Speaking to FMT, she said using the term “marital rape” became an issue for several other reasons.
“If you want to translate it into the Malay language, for example, you have to face the mullahs and explain to them what exactly you mean by marital rape.”
She noted that the term “marital rape” was usually used in discussions of issues in which the crux of the problem was the difficulty for women to divorce their husbands. She said this was something that should be addressed.
“When you say your husband has raped you, it basically means that your marriage is gone. But there are certain reasons that make it difficult to divorce your husband.
“In many cases involving the shariah courts, many mothers will lose custody of their children if they divorce their husbands. That makes a lot of women decide it is better to live in fear and oppression under their violent husbands than to lose their children.”
Kok commended efforts made by women’s rights organisations as well as the media in highlighting issues of domestic violence.
“I’m glad that WAO has continued raising issues faced by women and that FMT is giving a lot of coverage,” she said.

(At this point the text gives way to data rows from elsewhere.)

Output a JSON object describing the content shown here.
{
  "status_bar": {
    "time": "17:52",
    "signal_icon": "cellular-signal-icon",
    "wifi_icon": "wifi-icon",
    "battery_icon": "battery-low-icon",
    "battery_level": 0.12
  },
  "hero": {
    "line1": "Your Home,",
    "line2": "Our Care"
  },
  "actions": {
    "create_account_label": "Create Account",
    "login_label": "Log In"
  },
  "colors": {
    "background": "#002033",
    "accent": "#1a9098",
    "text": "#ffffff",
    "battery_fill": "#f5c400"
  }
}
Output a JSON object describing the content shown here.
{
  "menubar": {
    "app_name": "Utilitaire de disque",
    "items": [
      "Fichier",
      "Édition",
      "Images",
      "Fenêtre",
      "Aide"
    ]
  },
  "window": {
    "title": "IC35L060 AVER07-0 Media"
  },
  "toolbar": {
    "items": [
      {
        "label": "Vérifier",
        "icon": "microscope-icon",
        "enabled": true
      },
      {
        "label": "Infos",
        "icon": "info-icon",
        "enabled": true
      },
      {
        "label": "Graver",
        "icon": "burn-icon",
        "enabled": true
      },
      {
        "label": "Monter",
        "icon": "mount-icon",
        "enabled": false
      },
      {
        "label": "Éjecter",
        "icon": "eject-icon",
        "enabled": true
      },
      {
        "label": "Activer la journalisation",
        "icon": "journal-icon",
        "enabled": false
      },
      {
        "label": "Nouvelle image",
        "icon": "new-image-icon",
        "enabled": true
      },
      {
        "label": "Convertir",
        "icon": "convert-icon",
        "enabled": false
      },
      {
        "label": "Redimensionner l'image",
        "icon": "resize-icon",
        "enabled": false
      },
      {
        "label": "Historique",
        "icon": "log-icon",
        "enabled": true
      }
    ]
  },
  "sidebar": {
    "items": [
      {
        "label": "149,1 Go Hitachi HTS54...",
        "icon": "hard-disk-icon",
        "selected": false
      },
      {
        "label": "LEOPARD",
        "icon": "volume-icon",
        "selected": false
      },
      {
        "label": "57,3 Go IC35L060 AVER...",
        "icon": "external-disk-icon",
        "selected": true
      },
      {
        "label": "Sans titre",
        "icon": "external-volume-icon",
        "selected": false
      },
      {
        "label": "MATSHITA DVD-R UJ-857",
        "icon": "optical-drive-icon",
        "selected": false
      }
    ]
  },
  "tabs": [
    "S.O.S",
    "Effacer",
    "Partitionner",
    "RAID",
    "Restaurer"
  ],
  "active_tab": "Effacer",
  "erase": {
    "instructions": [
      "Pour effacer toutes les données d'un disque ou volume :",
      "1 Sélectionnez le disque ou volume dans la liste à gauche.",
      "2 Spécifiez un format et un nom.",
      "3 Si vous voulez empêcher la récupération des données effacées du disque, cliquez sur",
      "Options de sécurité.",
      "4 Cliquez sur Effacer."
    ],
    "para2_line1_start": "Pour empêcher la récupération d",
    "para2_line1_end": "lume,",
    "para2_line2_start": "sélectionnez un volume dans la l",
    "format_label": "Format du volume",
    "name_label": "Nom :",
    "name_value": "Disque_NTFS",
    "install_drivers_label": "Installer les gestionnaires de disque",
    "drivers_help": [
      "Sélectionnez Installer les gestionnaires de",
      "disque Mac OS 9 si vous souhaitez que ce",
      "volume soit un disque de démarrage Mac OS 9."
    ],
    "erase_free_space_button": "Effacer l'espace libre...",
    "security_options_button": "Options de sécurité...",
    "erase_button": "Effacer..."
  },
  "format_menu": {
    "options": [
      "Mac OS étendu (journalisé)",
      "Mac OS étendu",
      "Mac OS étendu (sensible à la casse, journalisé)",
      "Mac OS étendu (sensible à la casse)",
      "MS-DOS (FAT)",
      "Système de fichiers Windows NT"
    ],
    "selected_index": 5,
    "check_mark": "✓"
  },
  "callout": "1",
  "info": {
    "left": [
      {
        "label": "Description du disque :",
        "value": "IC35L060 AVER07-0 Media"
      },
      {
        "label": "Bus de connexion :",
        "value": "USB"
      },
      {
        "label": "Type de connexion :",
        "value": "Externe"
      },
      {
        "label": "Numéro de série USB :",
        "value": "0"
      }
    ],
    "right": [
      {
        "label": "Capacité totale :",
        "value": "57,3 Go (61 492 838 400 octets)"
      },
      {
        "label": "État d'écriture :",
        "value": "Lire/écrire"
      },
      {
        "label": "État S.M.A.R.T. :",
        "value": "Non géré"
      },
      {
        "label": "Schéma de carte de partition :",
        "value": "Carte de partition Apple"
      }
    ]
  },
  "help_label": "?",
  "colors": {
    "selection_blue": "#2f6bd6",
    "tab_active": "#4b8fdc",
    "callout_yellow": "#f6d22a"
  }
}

“The media and NGOs must continue to work together and highlight problems faced by women because there are still many cases of domestic violence and abuse.”
In a WAO report released on International Women’s Day on March 8, the NGO said rape was a crime even if it occurred in a marriage.
The report noted that the United Nations Committee on the Convention on the Elimination of All Forms of Discrimination against Women had, since 2006, been asking the Malaysian government to criminalise marital rape.